Highway in the middle eastern country

E 30 is one of the main roads of the United Arab Emirates (UAE). The road connects the city of Abu Dhabi and Al Ain. It is colloquially called Abu Dhabi-Al Ain Truck Road, but is officially named Al Rawdah Road. and is approximately parallel with E 22 - Al Ain Road.

== Uses ==
Being intended as a truck route, It mostly serves trucks and therefore has a lower speed limit of 80 km/h (as opposed to other freeways, including the E 22, with a speed limit of 160 km/h). However, the speed limit is not strictly enforced. 29% of the vehicles using the E 30 are lightweight vehicles, which account for 73% (43) of the 59 accidents from 2014 to 2017.

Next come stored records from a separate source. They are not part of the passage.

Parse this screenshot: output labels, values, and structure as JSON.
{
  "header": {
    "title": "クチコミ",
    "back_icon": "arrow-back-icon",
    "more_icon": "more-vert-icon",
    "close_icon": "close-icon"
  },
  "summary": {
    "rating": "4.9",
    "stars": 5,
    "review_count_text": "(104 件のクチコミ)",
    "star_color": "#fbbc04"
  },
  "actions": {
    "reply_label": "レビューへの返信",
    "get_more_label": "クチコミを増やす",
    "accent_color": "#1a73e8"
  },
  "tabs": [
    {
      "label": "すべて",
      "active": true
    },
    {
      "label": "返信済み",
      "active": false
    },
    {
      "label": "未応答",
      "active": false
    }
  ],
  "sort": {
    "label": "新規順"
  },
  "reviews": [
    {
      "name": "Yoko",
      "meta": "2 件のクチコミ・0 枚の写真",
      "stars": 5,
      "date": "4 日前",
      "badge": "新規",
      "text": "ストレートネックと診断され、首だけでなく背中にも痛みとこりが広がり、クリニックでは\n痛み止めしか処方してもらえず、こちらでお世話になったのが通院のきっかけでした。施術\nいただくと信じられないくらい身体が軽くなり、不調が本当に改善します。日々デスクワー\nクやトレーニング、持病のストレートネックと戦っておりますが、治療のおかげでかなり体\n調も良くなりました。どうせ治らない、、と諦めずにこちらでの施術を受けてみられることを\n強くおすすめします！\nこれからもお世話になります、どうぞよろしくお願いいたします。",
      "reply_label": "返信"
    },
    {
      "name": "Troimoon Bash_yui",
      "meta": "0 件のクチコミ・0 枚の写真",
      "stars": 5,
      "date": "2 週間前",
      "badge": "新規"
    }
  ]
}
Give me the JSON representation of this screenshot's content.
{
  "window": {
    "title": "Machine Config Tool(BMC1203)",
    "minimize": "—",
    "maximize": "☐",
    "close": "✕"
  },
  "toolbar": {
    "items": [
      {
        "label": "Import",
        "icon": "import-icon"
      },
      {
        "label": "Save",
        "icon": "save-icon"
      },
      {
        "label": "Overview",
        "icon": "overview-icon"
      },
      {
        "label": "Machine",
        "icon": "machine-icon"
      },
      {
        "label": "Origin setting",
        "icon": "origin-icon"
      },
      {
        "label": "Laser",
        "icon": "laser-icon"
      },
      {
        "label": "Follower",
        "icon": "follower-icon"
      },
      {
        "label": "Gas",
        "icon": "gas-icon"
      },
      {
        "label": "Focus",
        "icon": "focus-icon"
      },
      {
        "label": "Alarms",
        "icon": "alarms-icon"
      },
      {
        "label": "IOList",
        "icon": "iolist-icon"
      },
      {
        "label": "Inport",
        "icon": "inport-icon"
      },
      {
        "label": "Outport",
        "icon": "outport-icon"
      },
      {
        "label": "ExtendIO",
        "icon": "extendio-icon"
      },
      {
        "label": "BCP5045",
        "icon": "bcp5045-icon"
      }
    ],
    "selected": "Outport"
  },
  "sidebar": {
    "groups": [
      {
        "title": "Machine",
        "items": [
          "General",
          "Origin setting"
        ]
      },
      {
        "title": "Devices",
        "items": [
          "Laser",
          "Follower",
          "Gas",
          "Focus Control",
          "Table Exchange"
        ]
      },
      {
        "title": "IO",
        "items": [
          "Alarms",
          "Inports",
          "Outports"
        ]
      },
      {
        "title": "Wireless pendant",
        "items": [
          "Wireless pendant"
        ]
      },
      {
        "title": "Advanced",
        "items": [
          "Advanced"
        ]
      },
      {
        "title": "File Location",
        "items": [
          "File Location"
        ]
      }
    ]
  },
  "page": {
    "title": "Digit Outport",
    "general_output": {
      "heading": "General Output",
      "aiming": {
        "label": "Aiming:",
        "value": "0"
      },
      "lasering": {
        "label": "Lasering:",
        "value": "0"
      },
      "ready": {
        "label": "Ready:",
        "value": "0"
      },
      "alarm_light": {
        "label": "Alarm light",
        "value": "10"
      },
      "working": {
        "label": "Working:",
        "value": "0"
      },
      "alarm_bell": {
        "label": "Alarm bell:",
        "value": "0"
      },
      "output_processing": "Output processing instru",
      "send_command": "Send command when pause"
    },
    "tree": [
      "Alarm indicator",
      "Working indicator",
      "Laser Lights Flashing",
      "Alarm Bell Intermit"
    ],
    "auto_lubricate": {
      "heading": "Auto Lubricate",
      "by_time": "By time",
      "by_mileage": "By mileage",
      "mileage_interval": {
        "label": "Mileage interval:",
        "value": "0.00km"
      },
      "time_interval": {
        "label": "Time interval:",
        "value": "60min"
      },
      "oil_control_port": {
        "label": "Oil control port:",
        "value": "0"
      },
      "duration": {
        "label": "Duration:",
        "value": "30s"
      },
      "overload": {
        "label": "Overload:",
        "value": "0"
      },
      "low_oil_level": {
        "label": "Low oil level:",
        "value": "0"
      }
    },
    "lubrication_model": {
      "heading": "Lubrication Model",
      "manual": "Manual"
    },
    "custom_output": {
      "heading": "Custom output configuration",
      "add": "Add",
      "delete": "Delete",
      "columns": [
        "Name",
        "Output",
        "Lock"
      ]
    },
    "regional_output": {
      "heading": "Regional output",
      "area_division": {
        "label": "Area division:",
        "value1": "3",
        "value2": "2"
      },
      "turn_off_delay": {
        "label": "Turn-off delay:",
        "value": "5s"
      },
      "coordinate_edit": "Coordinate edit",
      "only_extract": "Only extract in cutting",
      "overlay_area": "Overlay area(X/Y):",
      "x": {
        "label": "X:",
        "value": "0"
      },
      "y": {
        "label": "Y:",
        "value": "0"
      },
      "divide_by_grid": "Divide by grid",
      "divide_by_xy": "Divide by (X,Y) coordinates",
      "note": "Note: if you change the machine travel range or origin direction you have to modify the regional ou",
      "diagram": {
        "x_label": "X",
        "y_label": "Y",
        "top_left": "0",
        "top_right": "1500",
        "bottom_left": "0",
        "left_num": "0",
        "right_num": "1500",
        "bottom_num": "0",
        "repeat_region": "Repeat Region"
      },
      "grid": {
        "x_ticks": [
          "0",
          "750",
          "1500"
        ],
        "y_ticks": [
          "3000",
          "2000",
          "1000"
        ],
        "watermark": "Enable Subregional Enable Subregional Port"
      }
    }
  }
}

The E 30 is the main link for trucks carrying goods from western UAE (i.e. Abu Dhabi) to the border of Oman, as E 30 merges to E 40 at western Al Ain, 42km from the border between the UAE and Oman.

== Accidents ==
Accidents are relatively common on E 30, with 1,065 injuries and fatalities reported from 2009 to 2013. Accidents also tend to be more severe on E 30, with an average severity rate of 34, 21% higher than the average in UAE (28).

One of the most famous accidents involving the highway happened on 4 February, 2013, in which 24 workers died and 24 were injured in a collision between a bus and a train near Al Rawda Palace 35 km from Al Ain. The road was compared with a Russian roulette, a term metaphorically used to describe a very dangerous game of chance.